Eu acho que isso reflete como o cérebro pode ser treinado para uma tarefa particular: um efeito de treino. Por exemplo: quando uma pessoa começa a aprender a tocar piano, ou outro instrumento musical, ela precisa, em princípio, focar em aprender cada nota, presumivelmente ativando o cérebro. Mas, à medida em que ela se torna uma expert, o cérebro fica mais eficiente e pode até diminuir a sua atividade, uma vez que tocar se torna uma coisa fácil, que pode ser feita sem pensar. Podemos estar vendo um fenômeno parecido, no qual os médiuns treinam os seus cérebros para desempenhar uma atividade psicográfica”.

Deve ser aqui ressaltado que essas experiências científicas foram realizadas com médiuns psicográficos ao serviço do astral inferior, assim como são todas as experiências científicas realizadas em relação à espiritualidade.

Há de se convir que os espíritos que integram o Astral Superior não se deslocam dos seus Mundos de Luz para este mundo-escola com o intuito de se submeterem a experiências científicas, sujeitando-se aos métodos adotados pelos pesquisadores.
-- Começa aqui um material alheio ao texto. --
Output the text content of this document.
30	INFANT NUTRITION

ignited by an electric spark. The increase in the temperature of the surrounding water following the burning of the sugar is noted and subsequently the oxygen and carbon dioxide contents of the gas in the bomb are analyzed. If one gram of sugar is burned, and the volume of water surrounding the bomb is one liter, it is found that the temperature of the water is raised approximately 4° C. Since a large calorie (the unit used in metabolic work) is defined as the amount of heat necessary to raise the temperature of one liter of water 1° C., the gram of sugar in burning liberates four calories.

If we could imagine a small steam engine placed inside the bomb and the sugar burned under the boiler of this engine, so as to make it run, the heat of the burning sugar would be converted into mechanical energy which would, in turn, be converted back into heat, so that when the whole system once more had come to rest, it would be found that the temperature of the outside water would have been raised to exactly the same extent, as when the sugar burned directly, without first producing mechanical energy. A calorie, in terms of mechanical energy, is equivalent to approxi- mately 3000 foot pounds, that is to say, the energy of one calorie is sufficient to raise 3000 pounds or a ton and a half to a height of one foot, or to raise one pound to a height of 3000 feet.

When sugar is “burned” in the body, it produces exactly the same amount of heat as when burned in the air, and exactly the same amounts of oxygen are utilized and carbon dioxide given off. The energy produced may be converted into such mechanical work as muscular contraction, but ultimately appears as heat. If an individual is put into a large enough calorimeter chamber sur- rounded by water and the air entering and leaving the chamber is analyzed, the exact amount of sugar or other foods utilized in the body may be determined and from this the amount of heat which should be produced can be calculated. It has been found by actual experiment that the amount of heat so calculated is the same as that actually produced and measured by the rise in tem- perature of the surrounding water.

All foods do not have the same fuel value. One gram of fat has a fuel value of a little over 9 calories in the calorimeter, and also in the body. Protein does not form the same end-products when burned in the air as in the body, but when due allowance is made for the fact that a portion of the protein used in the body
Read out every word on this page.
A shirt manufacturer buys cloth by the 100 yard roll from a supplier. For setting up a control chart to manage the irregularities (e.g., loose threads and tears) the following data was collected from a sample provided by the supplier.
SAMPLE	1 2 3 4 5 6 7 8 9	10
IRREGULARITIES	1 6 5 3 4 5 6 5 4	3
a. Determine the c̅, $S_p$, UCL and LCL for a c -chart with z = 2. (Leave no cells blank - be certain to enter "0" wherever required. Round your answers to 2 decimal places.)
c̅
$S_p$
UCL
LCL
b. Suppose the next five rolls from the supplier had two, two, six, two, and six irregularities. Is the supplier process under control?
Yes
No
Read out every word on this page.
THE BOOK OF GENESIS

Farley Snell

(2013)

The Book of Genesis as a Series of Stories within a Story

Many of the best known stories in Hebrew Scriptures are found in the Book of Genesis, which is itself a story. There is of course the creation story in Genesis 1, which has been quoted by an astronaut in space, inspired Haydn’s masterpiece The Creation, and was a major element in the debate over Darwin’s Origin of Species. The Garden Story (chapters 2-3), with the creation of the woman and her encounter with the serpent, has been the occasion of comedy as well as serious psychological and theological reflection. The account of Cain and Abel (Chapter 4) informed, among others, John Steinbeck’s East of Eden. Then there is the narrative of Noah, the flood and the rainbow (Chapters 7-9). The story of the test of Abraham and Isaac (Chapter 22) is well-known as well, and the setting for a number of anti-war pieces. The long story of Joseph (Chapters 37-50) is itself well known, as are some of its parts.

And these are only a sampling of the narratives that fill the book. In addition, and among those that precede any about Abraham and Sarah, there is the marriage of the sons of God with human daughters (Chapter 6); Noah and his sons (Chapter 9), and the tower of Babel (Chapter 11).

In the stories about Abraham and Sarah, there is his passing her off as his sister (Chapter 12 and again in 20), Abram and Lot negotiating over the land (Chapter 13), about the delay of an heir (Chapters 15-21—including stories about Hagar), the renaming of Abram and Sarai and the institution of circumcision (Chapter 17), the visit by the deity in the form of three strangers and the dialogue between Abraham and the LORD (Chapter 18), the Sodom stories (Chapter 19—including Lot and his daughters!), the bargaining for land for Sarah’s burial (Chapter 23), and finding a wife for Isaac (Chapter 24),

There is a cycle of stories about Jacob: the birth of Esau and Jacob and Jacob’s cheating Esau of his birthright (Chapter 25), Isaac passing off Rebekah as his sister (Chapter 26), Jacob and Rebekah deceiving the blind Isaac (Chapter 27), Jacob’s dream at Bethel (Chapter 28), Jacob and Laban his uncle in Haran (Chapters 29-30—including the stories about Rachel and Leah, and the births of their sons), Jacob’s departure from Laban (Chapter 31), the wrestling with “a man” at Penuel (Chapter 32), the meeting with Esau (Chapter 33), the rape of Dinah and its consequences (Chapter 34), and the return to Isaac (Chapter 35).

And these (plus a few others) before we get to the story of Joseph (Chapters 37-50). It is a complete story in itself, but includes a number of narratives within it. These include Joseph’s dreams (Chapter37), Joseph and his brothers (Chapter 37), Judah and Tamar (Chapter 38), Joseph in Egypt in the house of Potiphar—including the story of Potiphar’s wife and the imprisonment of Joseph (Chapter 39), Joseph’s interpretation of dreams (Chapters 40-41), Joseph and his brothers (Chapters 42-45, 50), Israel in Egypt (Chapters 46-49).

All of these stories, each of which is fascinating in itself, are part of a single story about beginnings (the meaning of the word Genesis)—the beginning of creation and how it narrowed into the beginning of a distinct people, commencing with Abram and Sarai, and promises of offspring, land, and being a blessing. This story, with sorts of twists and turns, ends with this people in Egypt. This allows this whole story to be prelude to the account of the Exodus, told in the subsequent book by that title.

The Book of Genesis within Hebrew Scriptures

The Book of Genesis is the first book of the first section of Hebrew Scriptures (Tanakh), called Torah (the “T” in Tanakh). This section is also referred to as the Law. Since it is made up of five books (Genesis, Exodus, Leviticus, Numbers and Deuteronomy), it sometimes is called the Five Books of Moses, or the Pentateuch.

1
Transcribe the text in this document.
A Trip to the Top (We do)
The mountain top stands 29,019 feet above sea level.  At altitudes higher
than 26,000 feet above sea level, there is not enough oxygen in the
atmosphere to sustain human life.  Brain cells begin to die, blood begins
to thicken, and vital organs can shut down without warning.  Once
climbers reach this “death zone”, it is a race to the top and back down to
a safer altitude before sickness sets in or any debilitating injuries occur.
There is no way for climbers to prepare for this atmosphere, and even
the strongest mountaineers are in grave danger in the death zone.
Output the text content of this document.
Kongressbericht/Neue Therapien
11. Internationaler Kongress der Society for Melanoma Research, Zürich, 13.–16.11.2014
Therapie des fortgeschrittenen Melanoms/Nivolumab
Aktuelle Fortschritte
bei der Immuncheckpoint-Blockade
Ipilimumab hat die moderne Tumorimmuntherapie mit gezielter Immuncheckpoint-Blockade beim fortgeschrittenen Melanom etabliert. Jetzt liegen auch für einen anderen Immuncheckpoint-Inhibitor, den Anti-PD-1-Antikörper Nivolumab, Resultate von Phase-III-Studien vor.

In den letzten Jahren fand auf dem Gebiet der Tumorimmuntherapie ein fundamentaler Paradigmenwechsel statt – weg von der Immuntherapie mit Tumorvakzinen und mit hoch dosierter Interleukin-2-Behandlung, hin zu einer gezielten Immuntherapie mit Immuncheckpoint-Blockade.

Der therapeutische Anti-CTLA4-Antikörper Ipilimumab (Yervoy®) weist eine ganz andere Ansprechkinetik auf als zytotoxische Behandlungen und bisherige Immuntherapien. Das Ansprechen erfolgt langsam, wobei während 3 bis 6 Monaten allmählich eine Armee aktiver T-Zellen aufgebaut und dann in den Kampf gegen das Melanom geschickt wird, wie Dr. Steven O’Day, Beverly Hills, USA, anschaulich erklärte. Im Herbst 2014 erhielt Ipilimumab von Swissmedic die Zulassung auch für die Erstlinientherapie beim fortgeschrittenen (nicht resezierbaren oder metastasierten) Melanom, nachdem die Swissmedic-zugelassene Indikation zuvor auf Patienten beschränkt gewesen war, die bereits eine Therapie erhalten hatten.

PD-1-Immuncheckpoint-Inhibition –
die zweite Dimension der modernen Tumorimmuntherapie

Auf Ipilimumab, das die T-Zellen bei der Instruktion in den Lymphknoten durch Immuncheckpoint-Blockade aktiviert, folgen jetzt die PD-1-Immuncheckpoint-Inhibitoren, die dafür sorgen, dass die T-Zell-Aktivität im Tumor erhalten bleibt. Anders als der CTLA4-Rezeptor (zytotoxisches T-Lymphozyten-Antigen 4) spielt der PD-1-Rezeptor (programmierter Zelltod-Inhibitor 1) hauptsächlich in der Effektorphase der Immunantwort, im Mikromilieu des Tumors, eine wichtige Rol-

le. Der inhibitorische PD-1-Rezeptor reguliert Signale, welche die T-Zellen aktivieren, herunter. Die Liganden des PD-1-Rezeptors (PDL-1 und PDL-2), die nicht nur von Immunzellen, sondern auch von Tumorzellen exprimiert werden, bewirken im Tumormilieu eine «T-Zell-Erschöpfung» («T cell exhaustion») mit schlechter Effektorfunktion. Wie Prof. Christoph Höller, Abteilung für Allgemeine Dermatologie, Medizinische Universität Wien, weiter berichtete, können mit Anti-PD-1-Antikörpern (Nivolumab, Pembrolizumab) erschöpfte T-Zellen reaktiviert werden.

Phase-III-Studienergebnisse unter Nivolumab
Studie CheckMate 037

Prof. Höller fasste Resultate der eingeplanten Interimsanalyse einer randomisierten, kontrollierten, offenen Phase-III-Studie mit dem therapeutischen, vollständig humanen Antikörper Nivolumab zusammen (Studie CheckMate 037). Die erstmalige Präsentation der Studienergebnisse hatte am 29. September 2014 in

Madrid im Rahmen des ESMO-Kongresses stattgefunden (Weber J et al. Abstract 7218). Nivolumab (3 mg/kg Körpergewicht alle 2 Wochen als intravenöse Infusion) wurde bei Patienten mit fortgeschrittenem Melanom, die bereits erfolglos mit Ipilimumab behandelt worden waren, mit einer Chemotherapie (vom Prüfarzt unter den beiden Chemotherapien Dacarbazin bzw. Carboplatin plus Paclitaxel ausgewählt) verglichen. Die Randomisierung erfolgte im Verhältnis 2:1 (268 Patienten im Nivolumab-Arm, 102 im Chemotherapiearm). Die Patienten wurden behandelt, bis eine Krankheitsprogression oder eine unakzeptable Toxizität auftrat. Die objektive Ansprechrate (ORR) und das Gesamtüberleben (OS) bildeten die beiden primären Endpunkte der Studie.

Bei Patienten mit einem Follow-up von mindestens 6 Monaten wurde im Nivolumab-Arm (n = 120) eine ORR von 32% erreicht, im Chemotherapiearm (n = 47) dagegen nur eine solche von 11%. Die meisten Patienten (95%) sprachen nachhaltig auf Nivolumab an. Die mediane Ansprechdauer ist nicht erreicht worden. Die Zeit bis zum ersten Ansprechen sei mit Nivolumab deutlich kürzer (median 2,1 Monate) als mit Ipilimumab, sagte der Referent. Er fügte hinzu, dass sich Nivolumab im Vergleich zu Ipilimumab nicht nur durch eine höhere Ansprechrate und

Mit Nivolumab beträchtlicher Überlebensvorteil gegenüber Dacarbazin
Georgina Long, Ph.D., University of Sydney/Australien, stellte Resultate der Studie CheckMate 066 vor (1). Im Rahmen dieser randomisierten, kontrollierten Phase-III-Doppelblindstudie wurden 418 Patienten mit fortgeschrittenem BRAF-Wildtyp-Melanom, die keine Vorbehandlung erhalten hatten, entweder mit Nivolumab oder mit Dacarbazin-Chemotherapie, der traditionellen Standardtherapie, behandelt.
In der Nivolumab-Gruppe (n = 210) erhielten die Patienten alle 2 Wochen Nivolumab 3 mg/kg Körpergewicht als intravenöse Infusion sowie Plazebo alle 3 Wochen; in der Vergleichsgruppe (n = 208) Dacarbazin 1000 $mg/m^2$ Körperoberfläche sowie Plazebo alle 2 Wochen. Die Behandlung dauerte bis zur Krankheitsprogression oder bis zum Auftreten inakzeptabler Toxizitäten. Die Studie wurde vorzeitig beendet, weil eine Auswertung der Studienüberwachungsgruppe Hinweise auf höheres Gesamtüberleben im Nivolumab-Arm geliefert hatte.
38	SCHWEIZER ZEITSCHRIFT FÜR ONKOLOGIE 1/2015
Aliás, mesmo supondo que eles se submetessem às experiências científicas, sujeitando-se aos seus métodos, mesmo assim ainda não conseguiriam satisfazer a tanta ignorância e estupidez científica, pois que os olhos da cara dos cientistas, materializados como são, somente enxergam a matéria, em sua ilusão, por isso, mesmo também supondo que os espíritos do Astral Superior aparecessem ao olhos da cara dos cientistas, estes julgariam estar tendo visões, uma vez que a grandeza espiritual não se encontra nas ciências, mas sim no estágio evolutivo em que o espírito se encontra, como é exemplo a grande heroína francesa Joana D’Arc, irrelevante na seara científica, mas extremamente relevante na seara espiritual, que nunca duvidou das suas visões, por isso conseguiu coroar o seu rei. Aqui se pode comparar a singeleza e a convicção da donzela francesa com a soberbia e a petulância dos cientistas.

Na realidade, o erro em que incide a comunidade científica é decorrente da deficiência de inteligência por parte dos seus cientistas, os quais ignoram a existência dos métodos adequados para que se possa comprovar a existência da espiritualidade.

Com os esclarecimentos espiritológicos postos pelo Racionalismo Cristão, os cientistas agora poderão fazer valer as suas inteligências, estando cientes da existência dos três órgãos mentais que formam a inteligência do espírito, a saber:

  1. Criptoscópio: órgão que se desenvolve por intermédio da propriedade da Força, cuja função é perceber e cuja finalidade é captar os conhecimentos metafísicos acerca da verdade, em que o requisito fundamental para esse desiderato é a moral, que possibilita a elevação do espírito ao Espaço Superior, que é o repositório da verdade;
  2. Intelecto: órgão que se desenvolve por intermédio da propriedade da Energia, cuja função é compreender e cuja finalidade é criar as experiências físicas acerca da sabedoria, em que o requisito fundamental para esse desiderato é a ética, que possibilita o transporte do espírito ao Tempo Futuro, que é o campo da sabedoria;
  3. Consciência: órgão que se desenvolve por intermédio da propriedade da Luz, cuja função é de coordenação e cuja finalidade é coordenar o criptoscópio e o intelecto para se alcançar o Saber, por excelência, em que o requisito fundamental para esse desiderato é a educação, que possibilita situar o espírito no Universo, alçando-o a coordenadas mais distantes, que é o lugar da razão.

Sem que venham a ser esclarecidos a respeito da inteligência, cujo esclarecimento possibilita a contemplação da Inteligência Universal, ou de Deus, ou do Todo, as ciências jamais poderão afirmar a existência da espiritualidade.